Downhole formation fluid sampling tools, often called formation testing tools, operate to draw, and sometimes test, fluid samples from formations. Useful measurements can be made on these fluid samples while the tool is downhole, and/or upon samples that are retained and brought uphole.
When a fluid sample is taken in a hydrocarbon bearing zone, it can be very useful to determine properties of the hydrocarbon sample, for example viscosity and/or molecular composition. However, existing techniques are limited in their ability to determine these properties. For example, viscosity can be predicted from the damping of a vibrating mechanical instrument, but such measurements downhole require that the device operate in a difficult environment that is not conducive to reliable and accurate operation of the device. A nuclear magnetic resonance (NMR) tool can be employed in a formation testing tool (see, for example, U.S. Pat. No. 6,111,408), and NMR measurements on formation fluids can provide information from which properties of the fluids can be inferred. Because petroleum fluids are complex mixtures containing many different kinds of hydrocarbon molecules, the accurate prediction of viscosity and composition for arbitrary temperature (T) and pressure (P) is difficult. One approach is to use physics models or correlations that relate the physical property being predicted to NMR measurements using an equation containing empirically determined parameters.

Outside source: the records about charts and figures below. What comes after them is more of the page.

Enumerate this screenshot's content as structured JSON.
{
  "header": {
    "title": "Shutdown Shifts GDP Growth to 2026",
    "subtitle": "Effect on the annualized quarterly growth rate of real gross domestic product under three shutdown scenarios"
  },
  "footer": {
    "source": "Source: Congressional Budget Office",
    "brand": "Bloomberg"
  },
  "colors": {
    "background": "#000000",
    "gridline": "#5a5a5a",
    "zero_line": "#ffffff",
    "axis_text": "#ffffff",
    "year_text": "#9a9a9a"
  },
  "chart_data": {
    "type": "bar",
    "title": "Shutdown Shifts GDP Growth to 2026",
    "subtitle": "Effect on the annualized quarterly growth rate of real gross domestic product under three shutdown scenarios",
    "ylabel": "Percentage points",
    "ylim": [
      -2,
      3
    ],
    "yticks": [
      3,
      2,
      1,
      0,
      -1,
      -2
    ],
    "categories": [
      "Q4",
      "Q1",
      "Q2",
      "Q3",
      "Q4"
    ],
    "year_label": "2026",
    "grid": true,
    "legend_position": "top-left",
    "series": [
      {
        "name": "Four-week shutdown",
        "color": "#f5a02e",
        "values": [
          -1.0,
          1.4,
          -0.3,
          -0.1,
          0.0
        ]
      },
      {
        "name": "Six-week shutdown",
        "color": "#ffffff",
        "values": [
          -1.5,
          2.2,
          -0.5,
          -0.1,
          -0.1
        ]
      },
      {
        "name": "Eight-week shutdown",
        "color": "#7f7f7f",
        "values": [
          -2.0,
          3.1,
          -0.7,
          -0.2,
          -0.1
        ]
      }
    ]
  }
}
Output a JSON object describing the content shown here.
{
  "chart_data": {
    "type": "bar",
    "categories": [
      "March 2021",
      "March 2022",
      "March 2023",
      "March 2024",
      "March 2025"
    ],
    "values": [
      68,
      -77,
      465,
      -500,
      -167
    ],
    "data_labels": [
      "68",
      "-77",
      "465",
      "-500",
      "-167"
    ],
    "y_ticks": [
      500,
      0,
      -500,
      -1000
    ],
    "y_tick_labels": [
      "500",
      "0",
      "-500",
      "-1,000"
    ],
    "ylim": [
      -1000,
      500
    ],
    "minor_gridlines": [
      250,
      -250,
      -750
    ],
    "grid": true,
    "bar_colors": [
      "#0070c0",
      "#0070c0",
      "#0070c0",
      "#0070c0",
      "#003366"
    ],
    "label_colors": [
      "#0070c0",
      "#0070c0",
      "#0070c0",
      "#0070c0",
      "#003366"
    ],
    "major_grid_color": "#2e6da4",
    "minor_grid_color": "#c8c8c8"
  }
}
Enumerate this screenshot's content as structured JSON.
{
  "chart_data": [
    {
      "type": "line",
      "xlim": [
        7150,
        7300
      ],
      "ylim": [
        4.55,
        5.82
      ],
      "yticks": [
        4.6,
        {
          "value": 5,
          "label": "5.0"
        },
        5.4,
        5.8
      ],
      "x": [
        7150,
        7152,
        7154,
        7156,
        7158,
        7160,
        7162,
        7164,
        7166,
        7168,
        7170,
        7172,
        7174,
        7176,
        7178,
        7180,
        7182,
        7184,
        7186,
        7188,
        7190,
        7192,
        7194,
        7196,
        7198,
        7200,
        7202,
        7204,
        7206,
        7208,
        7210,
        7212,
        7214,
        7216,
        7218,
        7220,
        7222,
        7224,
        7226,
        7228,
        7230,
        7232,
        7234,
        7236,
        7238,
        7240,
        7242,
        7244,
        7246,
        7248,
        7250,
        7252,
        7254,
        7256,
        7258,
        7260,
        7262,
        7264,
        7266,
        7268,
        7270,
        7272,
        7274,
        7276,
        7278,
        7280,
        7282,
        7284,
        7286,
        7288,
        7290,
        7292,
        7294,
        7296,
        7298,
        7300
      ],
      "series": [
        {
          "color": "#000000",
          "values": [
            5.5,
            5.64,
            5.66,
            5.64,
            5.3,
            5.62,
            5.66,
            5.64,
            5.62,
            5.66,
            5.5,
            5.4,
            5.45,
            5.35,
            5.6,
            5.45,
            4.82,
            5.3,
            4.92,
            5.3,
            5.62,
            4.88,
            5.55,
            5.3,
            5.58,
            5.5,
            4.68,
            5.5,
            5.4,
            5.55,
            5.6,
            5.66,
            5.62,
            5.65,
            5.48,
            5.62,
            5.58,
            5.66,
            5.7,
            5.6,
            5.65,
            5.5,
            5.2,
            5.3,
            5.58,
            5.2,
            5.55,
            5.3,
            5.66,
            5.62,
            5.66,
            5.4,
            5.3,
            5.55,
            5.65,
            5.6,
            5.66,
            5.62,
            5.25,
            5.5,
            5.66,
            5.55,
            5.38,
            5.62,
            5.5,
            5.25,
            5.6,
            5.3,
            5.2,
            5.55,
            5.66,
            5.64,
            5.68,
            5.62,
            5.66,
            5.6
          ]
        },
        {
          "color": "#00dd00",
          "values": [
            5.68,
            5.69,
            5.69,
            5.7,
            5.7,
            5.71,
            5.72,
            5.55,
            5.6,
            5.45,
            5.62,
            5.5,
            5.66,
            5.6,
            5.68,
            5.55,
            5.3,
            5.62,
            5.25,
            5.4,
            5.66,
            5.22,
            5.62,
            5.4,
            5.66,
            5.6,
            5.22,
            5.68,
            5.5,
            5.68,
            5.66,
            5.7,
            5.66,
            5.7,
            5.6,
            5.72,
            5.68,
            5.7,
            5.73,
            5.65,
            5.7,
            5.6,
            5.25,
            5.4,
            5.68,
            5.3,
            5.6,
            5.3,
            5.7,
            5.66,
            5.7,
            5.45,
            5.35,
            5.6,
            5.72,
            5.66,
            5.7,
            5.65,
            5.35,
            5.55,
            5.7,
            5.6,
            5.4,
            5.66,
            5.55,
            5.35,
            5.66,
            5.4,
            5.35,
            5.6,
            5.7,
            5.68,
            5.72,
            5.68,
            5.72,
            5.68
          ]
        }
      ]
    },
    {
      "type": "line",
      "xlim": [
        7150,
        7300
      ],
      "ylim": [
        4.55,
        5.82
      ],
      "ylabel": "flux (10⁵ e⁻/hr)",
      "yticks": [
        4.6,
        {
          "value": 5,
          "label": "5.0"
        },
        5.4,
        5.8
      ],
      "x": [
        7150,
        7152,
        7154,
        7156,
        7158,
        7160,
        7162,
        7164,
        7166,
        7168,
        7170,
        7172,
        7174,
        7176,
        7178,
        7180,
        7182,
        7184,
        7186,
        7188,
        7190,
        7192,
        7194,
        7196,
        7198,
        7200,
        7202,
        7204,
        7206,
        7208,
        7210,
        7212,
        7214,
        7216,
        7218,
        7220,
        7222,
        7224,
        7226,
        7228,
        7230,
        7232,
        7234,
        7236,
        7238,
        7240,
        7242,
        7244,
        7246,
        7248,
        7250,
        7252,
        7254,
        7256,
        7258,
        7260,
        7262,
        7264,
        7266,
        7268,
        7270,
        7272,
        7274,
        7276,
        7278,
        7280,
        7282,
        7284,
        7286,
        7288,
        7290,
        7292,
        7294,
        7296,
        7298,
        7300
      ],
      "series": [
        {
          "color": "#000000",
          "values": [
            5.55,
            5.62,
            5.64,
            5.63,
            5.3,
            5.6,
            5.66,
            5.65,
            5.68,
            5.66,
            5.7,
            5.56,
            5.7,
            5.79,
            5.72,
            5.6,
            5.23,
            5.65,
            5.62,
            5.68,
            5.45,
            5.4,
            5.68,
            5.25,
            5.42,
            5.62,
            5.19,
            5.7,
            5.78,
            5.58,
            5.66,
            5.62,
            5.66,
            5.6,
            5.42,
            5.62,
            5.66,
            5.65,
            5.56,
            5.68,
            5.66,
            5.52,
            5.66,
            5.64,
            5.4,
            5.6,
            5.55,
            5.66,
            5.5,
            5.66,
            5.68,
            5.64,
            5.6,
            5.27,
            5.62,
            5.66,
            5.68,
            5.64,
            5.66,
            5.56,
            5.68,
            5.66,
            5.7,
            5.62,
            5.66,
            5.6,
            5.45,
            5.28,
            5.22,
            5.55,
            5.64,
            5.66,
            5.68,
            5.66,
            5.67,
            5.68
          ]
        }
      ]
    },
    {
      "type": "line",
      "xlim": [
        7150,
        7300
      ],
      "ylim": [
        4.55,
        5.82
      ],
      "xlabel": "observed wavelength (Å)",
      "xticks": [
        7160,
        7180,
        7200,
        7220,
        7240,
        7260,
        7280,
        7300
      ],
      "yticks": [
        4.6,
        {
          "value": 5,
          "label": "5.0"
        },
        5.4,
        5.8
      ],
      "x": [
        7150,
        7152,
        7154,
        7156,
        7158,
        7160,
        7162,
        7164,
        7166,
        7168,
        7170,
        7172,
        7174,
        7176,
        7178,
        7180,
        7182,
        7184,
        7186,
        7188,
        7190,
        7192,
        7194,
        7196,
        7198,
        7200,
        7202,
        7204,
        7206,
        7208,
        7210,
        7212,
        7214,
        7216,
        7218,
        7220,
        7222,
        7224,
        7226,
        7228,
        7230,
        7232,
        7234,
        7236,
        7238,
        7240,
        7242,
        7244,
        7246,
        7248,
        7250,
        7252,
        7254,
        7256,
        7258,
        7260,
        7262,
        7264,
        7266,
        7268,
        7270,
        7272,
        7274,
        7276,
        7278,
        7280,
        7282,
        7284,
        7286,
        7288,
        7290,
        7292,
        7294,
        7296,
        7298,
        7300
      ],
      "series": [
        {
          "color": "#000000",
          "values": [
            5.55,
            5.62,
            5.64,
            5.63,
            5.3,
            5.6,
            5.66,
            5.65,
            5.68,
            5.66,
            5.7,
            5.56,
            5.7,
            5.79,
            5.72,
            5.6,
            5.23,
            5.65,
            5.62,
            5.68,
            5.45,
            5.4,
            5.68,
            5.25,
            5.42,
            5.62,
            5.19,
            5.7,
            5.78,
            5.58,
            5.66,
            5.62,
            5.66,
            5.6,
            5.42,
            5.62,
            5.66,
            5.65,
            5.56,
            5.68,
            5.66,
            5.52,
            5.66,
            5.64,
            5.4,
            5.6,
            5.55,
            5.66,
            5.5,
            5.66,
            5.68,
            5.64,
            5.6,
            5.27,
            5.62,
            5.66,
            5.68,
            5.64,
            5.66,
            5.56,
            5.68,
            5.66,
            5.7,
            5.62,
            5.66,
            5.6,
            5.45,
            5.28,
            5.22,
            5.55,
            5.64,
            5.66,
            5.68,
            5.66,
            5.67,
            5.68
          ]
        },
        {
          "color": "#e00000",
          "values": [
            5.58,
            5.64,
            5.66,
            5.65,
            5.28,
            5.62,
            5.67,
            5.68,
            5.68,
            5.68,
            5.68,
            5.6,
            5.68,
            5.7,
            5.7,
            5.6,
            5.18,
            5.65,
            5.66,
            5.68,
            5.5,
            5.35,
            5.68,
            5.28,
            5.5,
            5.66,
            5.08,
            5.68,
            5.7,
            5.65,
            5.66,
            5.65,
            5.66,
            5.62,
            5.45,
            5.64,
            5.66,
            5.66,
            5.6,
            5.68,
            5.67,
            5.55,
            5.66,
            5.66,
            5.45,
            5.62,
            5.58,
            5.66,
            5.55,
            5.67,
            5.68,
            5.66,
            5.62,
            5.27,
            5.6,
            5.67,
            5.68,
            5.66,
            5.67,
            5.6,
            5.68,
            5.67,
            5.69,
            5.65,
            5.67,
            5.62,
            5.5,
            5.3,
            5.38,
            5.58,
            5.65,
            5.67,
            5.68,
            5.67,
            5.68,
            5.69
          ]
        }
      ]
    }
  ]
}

An example of a technique for the prediction of viscosity of formation fluids from NMR measurements of relaxation time (T1 and T2) and diffusion coefficient (D) distributions is based on empirical correlations (see Morriss et al., SPWLA Annual Transactions, p. 1–24, Jun. 19–22, 1994; Freedman et al., SPE Journal (75325), December 2001; Lo et al., SPE Journal (77264), March 2002). The correlations relate the logarithmic means of the distributions to viscosity using empirically determined constants. The accuracy of the viscosities predicted from these correlations is limited by three factors: (1) the detailed shape of the distributions is not accounted for (2) the empirical constants used in the correlations are not universal and can vary by as much as a factor of two for different oils and (3) the assumed form for the correlation equations is not strictly accurate.
Molecular composition can be very coarsely estimated in downhole fluid sampling tools using optical density measurements as a function of wavelength for radiation in the near infrared region (see Fujisawa et al., SPE 84092, presented at the 2003 SPE ATCE meeting). The technique uses principal component regression analysis to predict molecular groupings, i.e., C1, C2–C5, and C6+. Physics based parametric models have been proposed to predict molecular composition of crude oils from NMR measurements of relaxation time and diffusion coefficient distributions (see Heaton and Freedman U.S. Patent Publication, 2003-0128032-A1). However, it is difficult using physics models to properly account for different molecular shapes (e.g., aromatic and aliphatic hydrocarbon molecules), pressure and temperature effects, and dissolved gases.
It is among the objects of the present invention to provide a method for determination of formation fluid characteristics which overcomes shortcomings of prior art approaches.